The **`most_similar()`** function in Word2Vec works by performing **vector arithmetic** on word embeddings (word vectors) in a continuous vector space. Here's how it works in simple terms:

### 1. **Word Embeddings in Word2Vec**
Word2Vec represents each word in the vocabulary as a high-dimensional vector (embedding). These vectors capture semantic meanings and relationships between words. For example, similar words like "king" and "queen" will have vector representations that are close to each other in the vector space.

### 2. **Vector Arithmetic (Word Analogies)**
Once words are represented as vectors, you can perform arithmetic operations on these vectors, like addition and subtraction. This can reveal relationships between words.

Let’s break down how `most_similar(positive=['king', 'man'], negative=['queen'])` works:

### 3. **What Happens Internally?**

- **`positive=['king', 'man']`**: The vectors for "king" and "man" are added together. This operation roughly means "combine the semantic concepts of 'king' and 'man'."
  
- **`negative=['queen']`**: The vector for "queen" is subtracted. This operation essentially means "remove the semantic meaning of 'queen' from the combination."

The final equation is:

$[
\text{Resulting Vector} = \text{Vec('king')} + \text{Vec('man')} - \text{Vec('queen')}
]$

### 4. **Finding the Nearest Vector (Answer)**
Word2Vec then looks for the word whose vector is closest (in terms of cosine similarity) to the resulting vector from the above arithmetic. Cosine similarity measures the angle between two vectors: the smaller the angle, the more similar the vectors.

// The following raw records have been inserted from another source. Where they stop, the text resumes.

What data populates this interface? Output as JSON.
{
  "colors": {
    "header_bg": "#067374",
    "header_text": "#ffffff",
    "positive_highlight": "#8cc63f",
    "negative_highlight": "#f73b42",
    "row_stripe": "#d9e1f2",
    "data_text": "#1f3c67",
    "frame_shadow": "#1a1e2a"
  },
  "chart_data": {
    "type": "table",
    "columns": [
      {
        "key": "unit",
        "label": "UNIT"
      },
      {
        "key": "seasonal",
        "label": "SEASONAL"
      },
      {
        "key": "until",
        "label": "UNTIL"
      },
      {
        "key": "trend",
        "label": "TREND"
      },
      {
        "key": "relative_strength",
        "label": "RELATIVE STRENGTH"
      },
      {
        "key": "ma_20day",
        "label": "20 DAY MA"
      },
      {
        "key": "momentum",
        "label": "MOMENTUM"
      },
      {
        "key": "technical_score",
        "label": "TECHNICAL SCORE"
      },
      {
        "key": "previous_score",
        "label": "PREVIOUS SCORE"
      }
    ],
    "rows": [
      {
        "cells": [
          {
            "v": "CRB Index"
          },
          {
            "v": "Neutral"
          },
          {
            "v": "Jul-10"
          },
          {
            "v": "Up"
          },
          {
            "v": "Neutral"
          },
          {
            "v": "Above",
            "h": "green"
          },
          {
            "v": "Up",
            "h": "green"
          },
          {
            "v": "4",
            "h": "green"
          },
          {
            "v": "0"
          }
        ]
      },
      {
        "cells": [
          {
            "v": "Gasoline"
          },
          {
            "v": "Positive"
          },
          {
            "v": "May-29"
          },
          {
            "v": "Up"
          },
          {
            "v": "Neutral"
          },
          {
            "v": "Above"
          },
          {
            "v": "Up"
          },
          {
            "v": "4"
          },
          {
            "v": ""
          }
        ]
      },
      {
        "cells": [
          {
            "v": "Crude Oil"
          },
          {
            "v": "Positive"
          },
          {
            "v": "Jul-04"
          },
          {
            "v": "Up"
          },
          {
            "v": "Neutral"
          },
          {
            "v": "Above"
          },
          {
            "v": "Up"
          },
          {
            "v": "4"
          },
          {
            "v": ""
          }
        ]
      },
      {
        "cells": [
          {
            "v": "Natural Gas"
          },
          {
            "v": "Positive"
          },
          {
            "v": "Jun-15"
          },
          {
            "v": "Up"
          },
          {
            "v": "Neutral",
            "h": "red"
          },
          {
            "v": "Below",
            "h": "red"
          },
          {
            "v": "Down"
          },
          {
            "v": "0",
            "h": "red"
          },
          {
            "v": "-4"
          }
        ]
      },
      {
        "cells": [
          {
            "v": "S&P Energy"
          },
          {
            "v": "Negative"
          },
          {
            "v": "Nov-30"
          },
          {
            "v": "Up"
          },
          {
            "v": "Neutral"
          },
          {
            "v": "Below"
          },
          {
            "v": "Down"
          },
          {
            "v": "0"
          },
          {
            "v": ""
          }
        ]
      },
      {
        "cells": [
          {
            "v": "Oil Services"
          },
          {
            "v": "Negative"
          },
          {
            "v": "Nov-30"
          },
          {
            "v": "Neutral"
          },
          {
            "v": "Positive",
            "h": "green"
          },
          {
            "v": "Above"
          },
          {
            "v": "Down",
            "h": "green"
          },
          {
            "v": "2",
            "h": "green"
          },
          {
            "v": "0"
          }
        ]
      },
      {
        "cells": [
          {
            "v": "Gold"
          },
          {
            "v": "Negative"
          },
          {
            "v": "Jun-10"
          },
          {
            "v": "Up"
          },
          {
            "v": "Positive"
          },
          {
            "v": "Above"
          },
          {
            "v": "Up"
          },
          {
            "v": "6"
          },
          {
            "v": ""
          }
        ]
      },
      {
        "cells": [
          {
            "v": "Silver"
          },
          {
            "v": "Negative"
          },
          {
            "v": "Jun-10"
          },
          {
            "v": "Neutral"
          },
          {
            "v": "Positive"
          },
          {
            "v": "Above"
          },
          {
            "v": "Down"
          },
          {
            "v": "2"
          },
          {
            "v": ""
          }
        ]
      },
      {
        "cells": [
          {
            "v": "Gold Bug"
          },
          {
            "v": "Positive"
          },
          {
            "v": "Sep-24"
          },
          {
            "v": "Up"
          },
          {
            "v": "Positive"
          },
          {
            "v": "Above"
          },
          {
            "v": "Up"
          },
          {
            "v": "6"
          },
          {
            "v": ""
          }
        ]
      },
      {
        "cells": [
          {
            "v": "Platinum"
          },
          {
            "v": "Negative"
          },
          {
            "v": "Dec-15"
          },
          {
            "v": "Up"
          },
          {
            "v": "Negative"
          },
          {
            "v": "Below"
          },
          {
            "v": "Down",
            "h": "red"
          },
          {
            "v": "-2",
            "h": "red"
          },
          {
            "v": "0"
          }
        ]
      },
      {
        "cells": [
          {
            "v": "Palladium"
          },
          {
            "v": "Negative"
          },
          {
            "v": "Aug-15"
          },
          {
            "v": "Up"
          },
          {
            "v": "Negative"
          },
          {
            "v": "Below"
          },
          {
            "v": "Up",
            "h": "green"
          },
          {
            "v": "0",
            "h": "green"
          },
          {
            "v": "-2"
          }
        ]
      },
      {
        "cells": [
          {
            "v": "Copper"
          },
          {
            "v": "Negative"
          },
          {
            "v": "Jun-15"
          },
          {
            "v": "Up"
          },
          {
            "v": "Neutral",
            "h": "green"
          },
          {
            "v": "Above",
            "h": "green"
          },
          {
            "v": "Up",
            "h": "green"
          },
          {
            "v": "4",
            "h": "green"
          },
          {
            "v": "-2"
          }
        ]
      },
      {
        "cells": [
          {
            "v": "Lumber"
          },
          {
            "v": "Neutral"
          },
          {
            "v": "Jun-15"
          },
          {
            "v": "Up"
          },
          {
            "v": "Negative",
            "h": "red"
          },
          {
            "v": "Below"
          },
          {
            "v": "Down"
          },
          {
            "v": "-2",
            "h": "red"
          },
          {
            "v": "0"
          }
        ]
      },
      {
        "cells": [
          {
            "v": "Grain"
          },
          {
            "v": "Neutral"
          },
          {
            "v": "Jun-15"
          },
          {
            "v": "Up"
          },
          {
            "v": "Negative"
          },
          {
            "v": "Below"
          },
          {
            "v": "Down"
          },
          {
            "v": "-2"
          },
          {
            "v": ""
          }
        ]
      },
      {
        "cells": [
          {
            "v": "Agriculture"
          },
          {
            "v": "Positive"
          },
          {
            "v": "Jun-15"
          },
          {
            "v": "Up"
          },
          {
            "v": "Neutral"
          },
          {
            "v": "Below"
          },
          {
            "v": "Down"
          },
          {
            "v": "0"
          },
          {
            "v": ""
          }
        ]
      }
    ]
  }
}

In this case, **Vec('king') - Vec('queen') + Vec('man')** results in a vector that is closest to **Vec('woman')**. Therefore, the model will return "woman" as the most similar word to this combination.

### 5. **Analogy Example:**
Let’s break down a famous analogy:
```python
model.wv.most_similar(positive=['king', 'woman'], negative=['man'])
```
Here’s the intuition:
- **`Vec('king') - Vec('man') + Vec('woman')`**: This equation takes the vector for "king," subtracts the "man" aspect, and adds "woman."
- What remains is a concept similar to "queen" (the female counterpart of "king"), so the model returns "queen."

### 6. **How the Model Learns These Relationships**
Word2Vec learns word embeddings by training on large corpora of text, where it tries to predict words based on their context (Skip-Gram) or predict context words from a target word (CBOW). Through this process, the model captures semantic and syntactic relationships between words.

For example:
- **Syntactic Relationships:** _"walking"_ is related to _"walk"_ as _"swimming"_ is related to _"swim"_.
- **Semantic Relationships:** _"Paris"_ is related to _"France"_ as _"Berlin"_ is related to _"Germany"_.

### Why This Works:
- Words with similar meanings or grammatical roles (like "queen" and "king") are often used in similar contexts, leading to similar vector representations.
- Arithmetic operations on vectors, like addition and subtraction, approximate the difference between these semantic concepts.